When Friends of the Parks revived an idea for expanding Chicago’s string of lakefront parks further north, they thought they had a way around the objections — enlist residents to design their own vision of beaches, an extension of the bike path and off-shore islands.
But it’s turning out to be not so easy. Residents living in high rises abutting the shoreline north of Hollywood Avenue are putting up a fight.
“I bought my property simply because of the location it was in,” said Philip Bernstein, 60, who owns a two-bedroom unit in East Point Condominium. “I’m worried that any development on the lake side of my building would have a negative impact on my property values.”
Extending Lincoln Park north of Hollywood, close to where it now ends, is not a new idea.
About three dozen mid-rise to high-rise condominium buildings lining Sheridan Road end at the shore, and past proposals, including a shoreline-protection study in 1987, have called for expanding the shore east of these private properties.
Six years ago, Mayor Richard Daley called for lakefront parks to be stretched north. The Graham Foundation for Advanced Studies in the Fine Arts sponsored a design competition two years later that elicited ideas for a new North Side lakefront.
None of the proposals materialized. Activists further north in the Rogers Park neighborhood opposed efforts expanding the shore. They fought attempts to build marinas and helped pass an advisory referendum opposing an extension of Lake Shore Drive.
But with the centennial anniversary of Daniel Burnham’s 1909 plan approaching, Friends of the Parks last year set out to revisit ways to complete public access to the city’s lake front.
Four of the city’s 30 miles of shoreline remain in private hands despite Burnham’s vision of a public lakeshore stretching from Indiana to Winnetka.
The park advocacy group soon found that the idea remains a hard sell.
The group’s proposal last spring to create an archipelago of islands along the South Shore from 71st to 75th streets and extend the bike path south met with opposition from property owners near the lake. Last month, the residents successfully passed a non-binding referendum against the plan.
In the fall, Friends of the Parks began meeting with residents of the Edgewater neighborhood.
People living west of Sheridan Road seemed enthusiastic about greater access to the lake. The president of an association representing 33 buildings along Sheridan supported the idea of offshore islands.

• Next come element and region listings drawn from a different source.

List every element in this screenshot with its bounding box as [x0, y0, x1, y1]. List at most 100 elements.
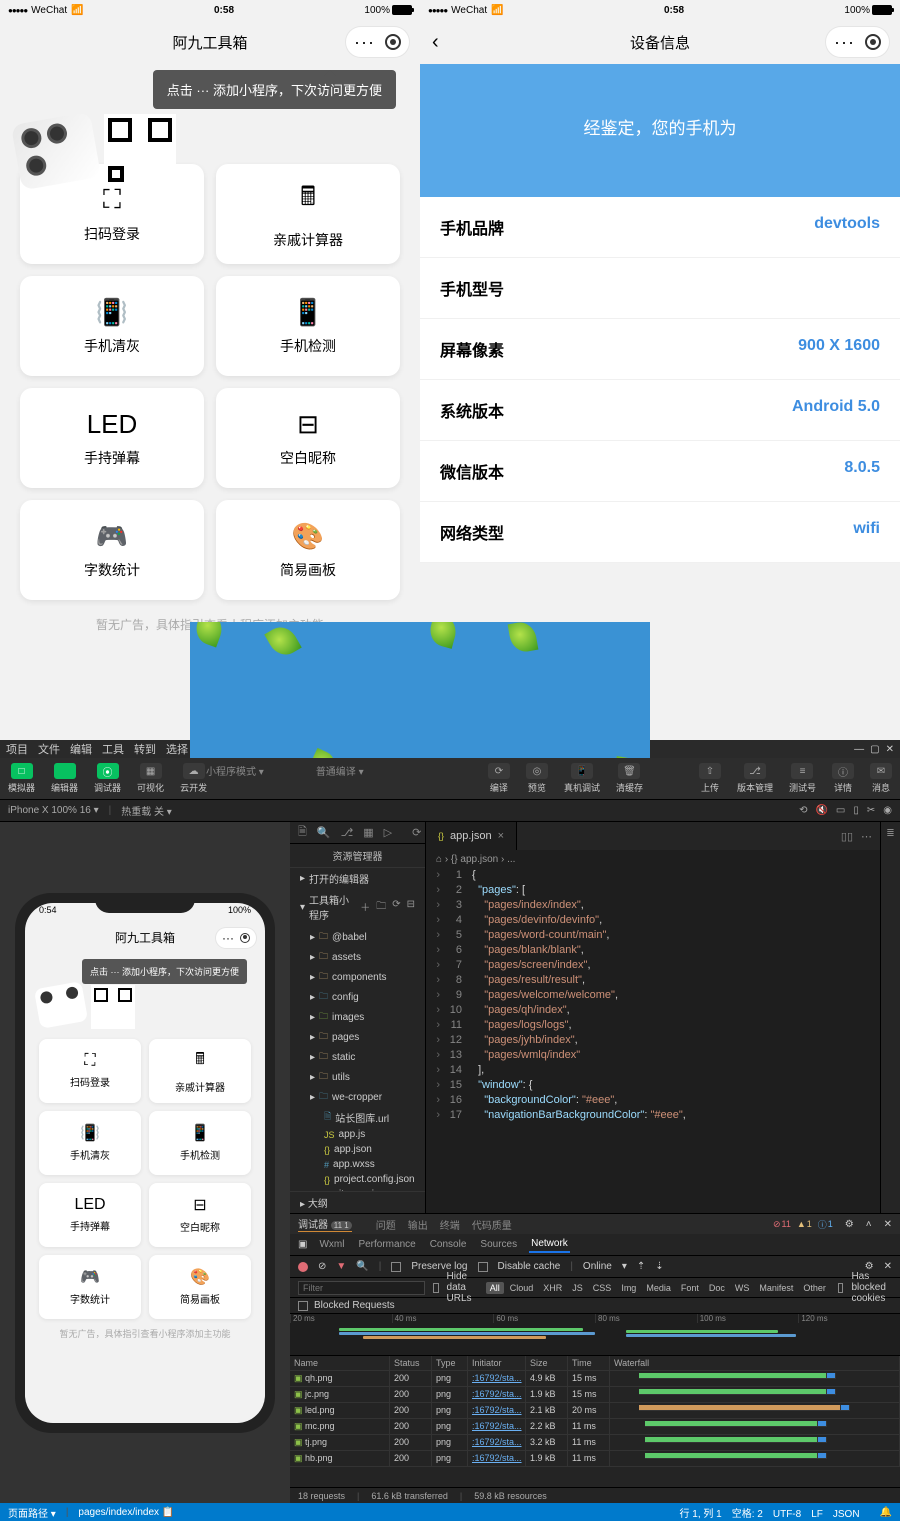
- disable-cache-checkbox[interactable]: [478, 1262, 488, 1272]
- tablet-frame-icon[interactable]: ▯: [853, 805, 859, 816]
- tree-item[interactable]: ▸ 🗀 we-cropper: [290, 1087, 425, 1107]
- type-filter[interactable]: Img: [617, 1282, 640, 1294]
- sim-card[interactable]: ⊟空白昵称: [149, 1183, 251, 1247]
- tree-item[interactable]: JS app.js: [290, 1127, 425, 1142]
- tool-button[interactable]: ⎇版本管理: [729, 758, 781, 799]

Workshops organized with residents and pro-bono architects came up with five designs of how Lincoln Park could be extended north. Some drawings proposed a modest expansion of the existing shoreline to create parks and stretch the bike path to Berger Park, just south of Devon Avenue. Others proposed an offshore island connected by bridge to an expanded Berger Park, beefed up with new beaches and parks.
Realtor Paul Boyd, a Friends of the Parks’ board member who spearheaded efforts two decades ago to extend the lakefront parks, said condos along Sheridan north of Hollywood averaged $197,226 last year. But just south where earlier expansions of the shoreline created parkland and a public lakeshore, prices averaged $230,844.
“When you have parks near your property, the value grows,” Boyd said, adding that buyers prefer views of the lake, contrasted by parks and beaches.
Friends of the Parks officials said they don’t know how much the Edgewater proposals would cost. They are hoping residents will first agree on one of the designs by June.
But several residents living in high rises next to the lake say they were not consulted. They say they were not aware that Friends of the Parks was developing ideas for a park extension until it was too late.
They worry about privacy and security concerns should public parks be built behind their buildings. They fear clogged traffic on Sheridan Road will become even worse. But most of all, they’re frustrated that the issue just won’t go away.
“It’s noisy enough with Sheridan Road,” said Susan Shaffer, 52, whose one-bedroom condo in the Malibu faces the lake. “It would get even noisier if Lake Shore Drive is extended.”
Although none of the Friends of the Parks proposals show a northward extension of Lake Shore Drive, past efforts have included plans for the highway. City officials said they have no existing plans for a lake-front extension, but it’s an idea worth exploring.
Pete Scales, spokesman for the Department of Planning, said the Friends of the Parks study is a way to gauge public opinion. In the meantime, Friends of the Parks officials are starting efforts to engage more resistant residents in Rogers Park. They foresee a citywide referendum at some point.
“It’s important that this generation consider what previous generations have gifted us: a lake front that belongs to everyone,” Friends of the Parks President Erma Tranter said.